Contextually, this sits neatly in a late-19th/early-20th century Protestant-inflected ethic of self-cultivation: character as craft, life as workmanship. Yet Carman avoids the harshness of pure Victorian striving. The subtext is permission: you’re allowed to be unfinished. The demand is also clear: if you excise that inner editor entirely, you don’t get freedom; you get drift. The line works because it reframes perfectionism from pathology to compass - dangerous when total, indispensable when partial.
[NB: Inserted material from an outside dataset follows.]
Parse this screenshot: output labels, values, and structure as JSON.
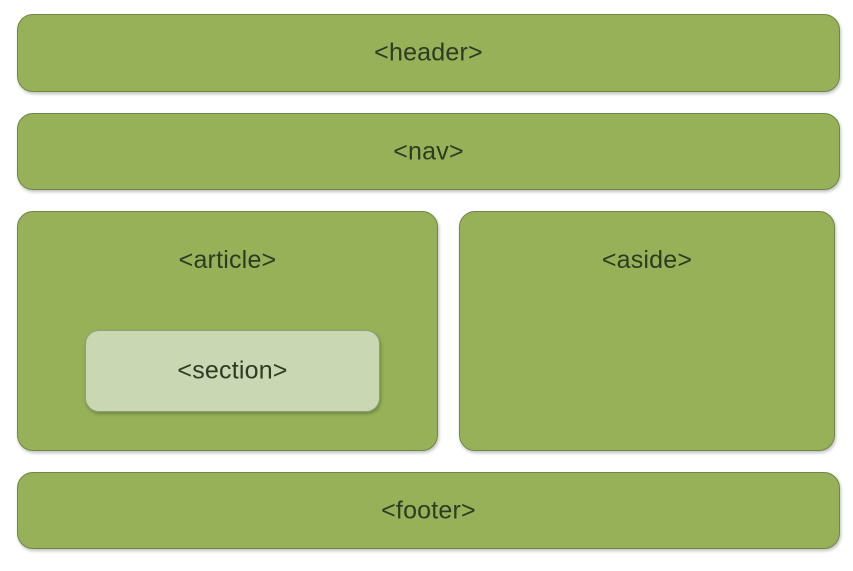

The pivot is the real work: “but you may note this fact.” Carman shifts from lyrical impulse to observational authority, like a poet slipping into the tone of a moralist. He’s not praising flawlessness; he’s praising the refusal to settle. In “successful lives” the passion is “never wholly lacking” - a deliberately modest claim. Not “success requires perfection,” but “success requires a residue of it,” a trace amount that keeps standards from collapsing into convenience.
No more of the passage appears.